Kabza Reveals The Artist He Wants To Sign And Give A R1 Million
Kabza Reveals The Artist He Wants To Sign And Give A R1 Million. Kabelo Petrus Motha better known by his stage name Kabza De Small, is a South African DJ and record producer. He has been referred to as the king of the Amapiano genre. Motha has collaborated extensively with record producer DJ Maphorisa.
Amapiano superstar DJ Maphorisa has an alter ego many didn’t actually know about. When Maphorisa isn’t on the decks or producing hit songs, he’s behind the mic as “Madumane”. Kabza De Small revealed the artist he wants to sign and give R1 million to, being Madumane. Although Maphorisa has denied being the voice behind Madumane, his fans cannot deny the fact that he has been making waves when he decides to do vocals and has been at that for a very long time.

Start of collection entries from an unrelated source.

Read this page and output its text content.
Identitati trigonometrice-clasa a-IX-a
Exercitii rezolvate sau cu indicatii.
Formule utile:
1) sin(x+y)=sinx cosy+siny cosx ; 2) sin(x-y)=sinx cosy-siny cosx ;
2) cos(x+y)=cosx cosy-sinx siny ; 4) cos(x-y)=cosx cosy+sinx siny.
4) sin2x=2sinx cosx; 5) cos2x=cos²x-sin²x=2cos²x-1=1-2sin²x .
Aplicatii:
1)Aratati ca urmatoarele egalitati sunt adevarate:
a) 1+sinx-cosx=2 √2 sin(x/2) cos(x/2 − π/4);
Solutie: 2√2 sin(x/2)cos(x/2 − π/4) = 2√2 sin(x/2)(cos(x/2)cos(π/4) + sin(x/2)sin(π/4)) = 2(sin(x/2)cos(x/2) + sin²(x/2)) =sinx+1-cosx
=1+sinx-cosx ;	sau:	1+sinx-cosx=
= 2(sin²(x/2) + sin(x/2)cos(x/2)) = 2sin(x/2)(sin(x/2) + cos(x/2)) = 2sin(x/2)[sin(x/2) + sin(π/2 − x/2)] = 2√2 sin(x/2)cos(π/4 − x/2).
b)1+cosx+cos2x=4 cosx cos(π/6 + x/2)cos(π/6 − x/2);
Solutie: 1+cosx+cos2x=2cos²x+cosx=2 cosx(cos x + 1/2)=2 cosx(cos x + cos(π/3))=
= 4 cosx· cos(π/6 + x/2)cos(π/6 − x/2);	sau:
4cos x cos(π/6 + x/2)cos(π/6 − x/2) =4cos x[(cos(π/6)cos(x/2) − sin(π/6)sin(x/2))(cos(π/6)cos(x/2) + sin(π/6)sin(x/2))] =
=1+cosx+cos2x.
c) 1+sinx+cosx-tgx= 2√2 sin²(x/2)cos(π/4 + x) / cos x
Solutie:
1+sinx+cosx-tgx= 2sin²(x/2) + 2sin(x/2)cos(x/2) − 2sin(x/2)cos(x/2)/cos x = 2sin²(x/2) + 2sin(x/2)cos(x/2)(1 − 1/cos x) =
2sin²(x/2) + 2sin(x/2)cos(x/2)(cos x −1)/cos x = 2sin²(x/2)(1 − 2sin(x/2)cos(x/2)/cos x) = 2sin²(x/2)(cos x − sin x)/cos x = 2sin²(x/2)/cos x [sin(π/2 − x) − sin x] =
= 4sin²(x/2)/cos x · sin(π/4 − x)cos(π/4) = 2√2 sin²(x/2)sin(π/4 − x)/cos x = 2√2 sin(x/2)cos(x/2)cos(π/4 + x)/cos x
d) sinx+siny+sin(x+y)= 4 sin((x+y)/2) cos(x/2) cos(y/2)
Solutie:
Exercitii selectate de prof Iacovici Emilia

Speaking on how he met Kabza, Maphorisa said: “Live gigs helped me evolve and stay on top of things on the streets. Before organising a gig, I would always ask: “Who’s popping? What’s going on? What’s new on the scene?” Once in 2018, before doing a show in Soweto, I asked, “Who’s upcoming?” And the streets responded with a conclusive, ‘Stokie and Kabza’. So I booked them. Kabza had a hot single at the time, “Umshove,” and I immediately suggested that we work together.
“His friend also told me how he’d been a huge fan of my music from the Uhuru era. But with amapiano, I didn’t want to interfere much by introducing too many new elements. I was already a fan of the sound. Back at the studio with Kabza, I would study him while he did his thing and then step in where I’m mostly good at — songwriting and recording vocals. We had two different chemistries that benefitted from each other. We really vibed in studio, and as a result, composed a lot of music and experimented with new sounds. During that period when we were releasing a lot of music, I feel like South Africa started switching up and getting influenced by what we were doing — and our sound, too, started evolving. There are certain sub-genres within amapiano that started emerging — such as instrumentals that didn’t work in studio, but were a hit in the club,” he added.